Antivirulence and avirulence genes in human pathogenic fungi

Figures & data

Box 1. Definitions of concepts.

Pathogenicity: the ability of a microbe to cause damage to a host.

Virulence: the degree of damage a microbe can elicit. This damage manifests as the interruption of normal host function (and usually tissue structure) at any of the cellular, tissue or organ levels, which as clinical manifestations is called disease.

Virulence factor: a microbial attribute that causes damage to a host, either by direct action or indirectly by the host response or by allowing growth and survival when facing the host reaction (the latter is often also called a virulence determinant). The deletion of a virulence factor gene usually reduces virulence.

Antivirulence factor: a microbial attribute that reduces the direct or indirect damage to the human host. The gene that encodes an antivirulence factor is an antivirulence gene, and its deletion or loss leads to an increased virulence.

Avirulence factor: a virulence factor that is recognized by a host specific receptor, which triggers a host immuno response that concludes with the pathogen’s virulence. The gene that encodes an avirulence factor is an avirulence gene.

Figure 1. Illustration of virulence, antivirulence, and avirulence factors and their adaptive consequences within the host. Fungal factors expressed during host–pathogen interactions can lead to three different outcomes. From the pathogen’s perspective, a virulence factor (blue form) can be advantageous to overcome the host immune barrier, invade, or withstand stress conditions during infection. An antivirulence factor, in contrast, might be advantageous outside the host (green squares), but has a detrimental effect within the host, since it lowers the pathogen’s fitness, immune evasion ability or stress resistance. Lastly, a potential virulence factor can lose its function and become detrimental to the pathogen when the host develops specific receptors (purple form). If these recognize the factor or its action in the host, it can trigger an (immune) response that stops the progression of infection and turns the virulence factor into an avirulence factor.

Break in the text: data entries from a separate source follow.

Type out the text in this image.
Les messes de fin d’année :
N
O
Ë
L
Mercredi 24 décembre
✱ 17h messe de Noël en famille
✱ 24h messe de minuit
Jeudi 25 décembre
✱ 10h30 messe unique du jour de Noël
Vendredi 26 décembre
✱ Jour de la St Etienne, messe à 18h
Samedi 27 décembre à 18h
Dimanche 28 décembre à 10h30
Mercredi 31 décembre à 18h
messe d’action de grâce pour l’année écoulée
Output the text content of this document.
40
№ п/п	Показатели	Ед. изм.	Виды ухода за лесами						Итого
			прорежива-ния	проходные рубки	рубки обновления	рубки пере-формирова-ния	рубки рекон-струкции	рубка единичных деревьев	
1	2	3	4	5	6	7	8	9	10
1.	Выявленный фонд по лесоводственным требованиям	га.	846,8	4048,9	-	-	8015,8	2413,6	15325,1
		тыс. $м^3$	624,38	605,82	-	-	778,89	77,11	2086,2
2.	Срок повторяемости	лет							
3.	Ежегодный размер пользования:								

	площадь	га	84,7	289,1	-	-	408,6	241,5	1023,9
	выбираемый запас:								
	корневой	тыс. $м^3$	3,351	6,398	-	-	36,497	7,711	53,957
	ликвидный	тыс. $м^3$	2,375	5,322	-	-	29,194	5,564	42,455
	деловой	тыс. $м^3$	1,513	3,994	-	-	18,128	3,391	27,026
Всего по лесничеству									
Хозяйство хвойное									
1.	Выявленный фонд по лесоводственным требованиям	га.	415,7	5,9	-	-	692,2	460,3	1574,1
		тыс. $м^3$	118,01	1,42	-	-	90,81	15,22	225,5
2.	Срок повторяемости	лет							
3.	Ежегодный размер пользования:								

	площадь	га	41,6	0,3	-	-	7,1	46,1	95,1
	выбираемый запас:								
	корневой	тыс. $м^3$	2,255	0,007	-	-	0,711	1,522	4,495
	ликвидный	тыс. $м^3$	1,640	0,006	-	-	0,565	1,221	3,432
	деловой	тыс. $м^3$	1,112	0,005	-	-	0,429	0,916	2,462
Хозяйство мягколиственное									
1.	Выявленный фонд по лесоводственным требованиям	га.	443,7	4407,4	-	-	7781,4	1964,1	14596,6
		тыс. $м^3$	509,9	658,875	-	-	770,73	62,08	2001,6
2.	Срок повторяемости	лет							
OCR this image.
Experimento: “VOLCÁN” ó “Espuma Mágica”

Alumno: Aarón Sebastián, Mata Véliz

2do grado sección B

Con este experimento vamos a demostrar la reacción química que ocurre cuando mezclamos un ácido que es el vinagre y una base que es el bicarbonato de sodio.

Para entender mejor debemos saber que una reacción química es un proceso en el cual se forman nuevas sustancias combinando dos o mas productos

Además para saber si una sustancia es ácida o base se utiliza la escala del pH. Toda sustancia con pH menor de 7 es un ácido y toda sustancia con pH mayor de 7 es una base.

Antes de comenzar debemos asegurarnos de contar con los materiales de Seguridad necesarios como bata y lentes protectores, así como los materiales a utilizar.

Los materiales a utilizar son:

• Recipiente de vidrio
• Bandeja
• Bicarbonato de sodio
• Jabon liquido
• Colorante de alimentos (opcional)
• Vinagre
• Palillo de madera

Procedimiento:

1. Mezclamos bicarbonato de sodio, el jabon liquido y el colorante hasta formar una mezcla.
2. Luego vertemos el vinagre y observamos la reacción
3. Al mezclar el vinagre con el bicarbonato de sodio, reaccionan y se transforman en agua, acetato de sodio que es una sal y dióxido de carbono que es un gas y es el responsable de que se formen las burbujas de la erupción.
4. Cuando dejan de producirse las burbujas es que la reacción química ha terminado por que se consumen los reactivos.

Figure 2. Evolution of a virulence factor to an avirulence factor as a result of antagonistic co-evolution. A virulence factor confers the pathogen with an adaptive advantage within the host environment, which allows the infection to progress. However, frequent host–pathogen interactions act as a selection pressure on the host side to develop a specific defense response. As a result of this co-evolution the host can develop receptors that specifically recognize the pathogen’s virulence factor and trigger a specific (immune) response that counteracts and thereby abolishes the pathogen’s virulence. Note that new avirulence factor can still serve as a virulence factor in susceptible hosts that have not yet developed the specific response.